The downside to having a proprietary overlay is that future updates to Android do not arrive soon enough or require a bit more manual user intervention to install. The Samsung Epic 4G had an 'epic' failure trying to update to Android 2.2, while the other variants of the Samsung Galaxy S required updating through Samsung Kies. The majority of smartphone users most likely prefer an over the air update and would rather not have to install software, plug in a device, go through some steps and wait for the phone to restart. It's a slight disappointment that Samsung has been rather slow in getting updates out to their Android powered smartphones.
The Droid Charge, first and foremost, is an LTE smartphone, meaning it has the ability to access the 4G network from Verizon. While some may not consider this a feature, it actually is quite a jump in network speed. The Droid Charge can also share this network with to up to 10 devices by becoming a mobile hotspot, which is another great little feature, though it does come at a cost. Utilizing this new 4G network, the Droid Charge can also be used for video chatting with its 1.3 megapixel front facing camera, which is yet another good addition.

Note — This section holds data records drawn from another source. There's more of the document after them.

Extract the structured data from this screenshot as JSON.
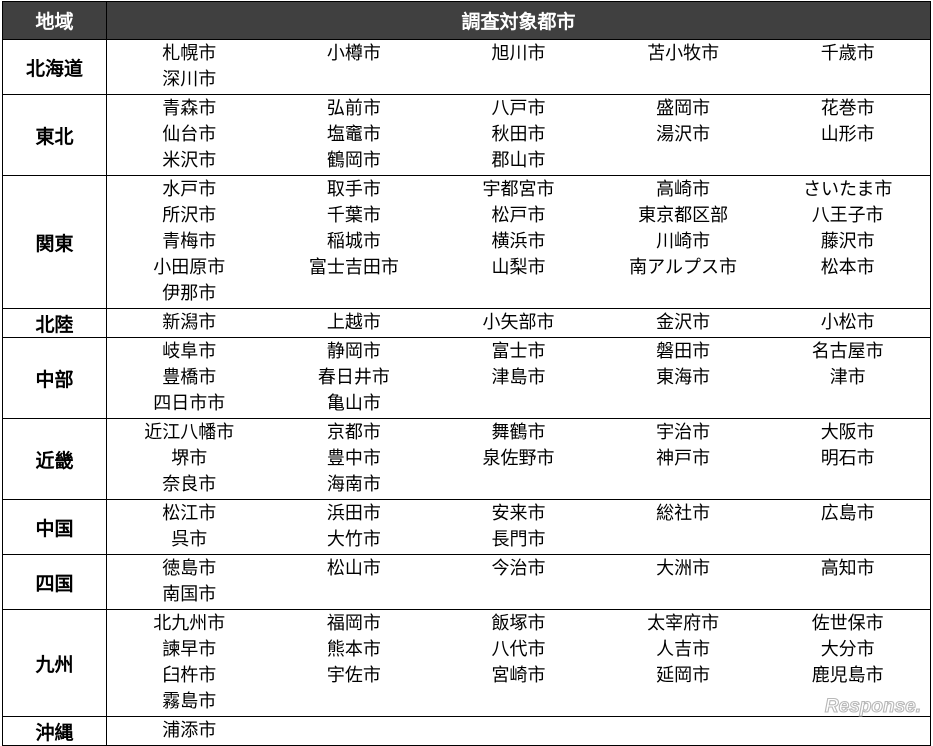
{
  "header": {
    "region": "地域",
    "cities": "調査対象都市"
  },
  "rows": [
    {
      "region": "北海道",
      "cities": [
        "札幌市",
        "小樽市",
        "旭川市",
        "苫小牧市",
        "千歳市",
        "深川市"
      ]
    },
    {
      "region": "東北",
      "cities": [
        "青森市",
        "弘前市",
        "八戸市",
        "盛岡市",
        "花巻市",
        "仙台市",
        "塩竈市",
        "秋田市",
        "湯沢市",
        "山形市",
        "米沢市",
        "鶴岡市",
        "郡山市"
      ]
    },
    {
      "region": "関東",
      "cities": [
        "水戸市",
        "取手市",
        "宇都宮市",
        "高崎市",
        "さいたま市",
        "所沢市",
        "千葉市",
        "松戸市",
        "東京都区部",
        "八王子市",
        "青梅市",
        "稲城市",
        "横浜市",
        "川崎市",
        "藤沢市",
        "小田原市",
        "富士吉田市",
        "山梨市",
        "南アルプス市",
        "松本市",
        "伊那市"
      ]
    },
    {
      "region": "北陸",
      "cities": [
        "新潟市",
        "上越市",
        "小矢部市",
        "金沢市",
        "小松市"
      ]
    },
    {
      "region": "中部",
      "cities": [
        "岐阜市",
        "静岡市",
        "富士市",
        "磐田市",
        "名古屋市",
        "豊橋市",
        "春日井市",
        "津島市",
        "東海市",
        "津市",
        "四日市市",
        "亀山市"
      ]
    },
    {
      "region": "近畿",
      "cities": [
        "近江八幡市",
        "京都市",
        "舞鶴市",
        "宇治市",
        "大阪市",
        "堺市",
        "豊中市",
        "泉佐野市",
        "神戸市",
        "明石市",
        "奈良市",
        "海南市"
      ]
    },
    {
      "region": "中国",
      "cities": [
        "松江市",
        "浜田市",
        "安来市",
        "総社市",
        "広島市",
        "呉市",
        "大竹市",
        "長門市"
      ]
    },
    {
      "region": "四国",
      "cities": [
        "徳島市",
        "松山市",
        "今治市",
        "大洲市",
        "高知市",
        "南国市"
      ]
    },
    {
      "region": "九州",
      "cities": [
        "北九州市",
        "福岡市",
        "飯塚市",
        "太宰府市",
        "佐世保市",
        "諫早市",
        "熊本市",
        "八代市",
        "人吉市",
        "大分市",
        "臼杵市",
        "宇佐市",
        "宮崎市",
        "延岡市",
        "鹿児島市",
        "霧島市"
      ]
    },
    {
      "region": "沖縄",
      "cities": [
        "浦添市"
      ]
    }
  ],
  "watermark": {
    "text": "Response.",
    "color": "#b8b8b8"
  }
}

Rounding out the back is the 8 megapixel camera, which competes against the T-Mobile G2x, not only in megapixels but also in the fact that it can record in 1080p. Not only can the Samsung Droid Charge record in 1080p, but it has an HDMI out, allowing the video to be played out to an HDTV in full 1080p. The video when output onto an HDTV was smooth with no lag and surprisingly very vibrant.

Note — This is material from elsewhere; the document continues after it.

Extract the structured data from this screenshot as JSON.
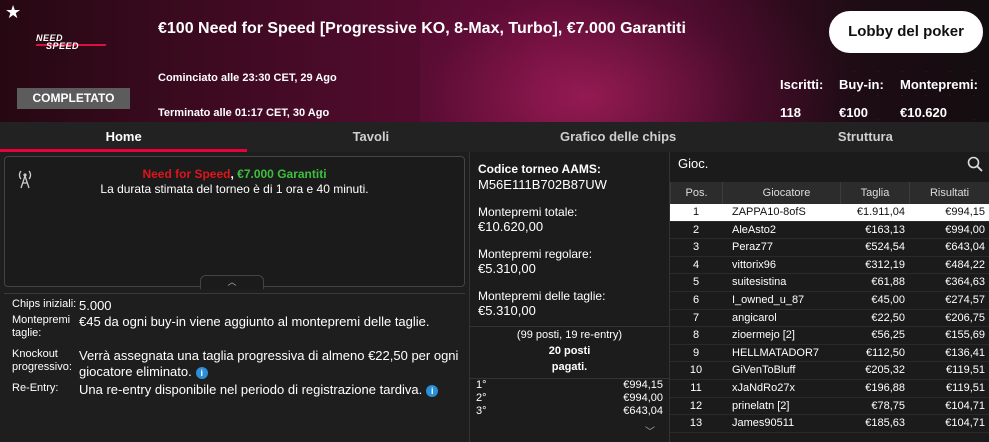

The final feature is the fact that the phone runs on Android 2.2, meaning it has access to Adobe Flash as well as application stores, including the Android Market. This means the Droid Charge, like all other Android powered smartphones, has access to well over 200,000 apps -- a mixture of free and paid applications. Overall the feature set on the device is quite impressive, though it would have been preferred if Verizon had added in one or two extras to make the Droid Charge stand out a bit more.
The Final Verdict
Overall the Samsung Droid Charge ranks in with an 'Average' ranking. While the design, display, and features of the phone are great, the hardware and software is definitely where it begins to disappoint. When looked upon closely, the hardware and software is very much like the aforementioned Samsung Fascinate and Samsung Captivate. In a sense, it's the specs of an older phone with a new shell and a better camera, which makes the steep $300 price with a 2 year contract a bit hard to swallow. Overall, it's a good smartphone to go after but there are better smartphones on the market.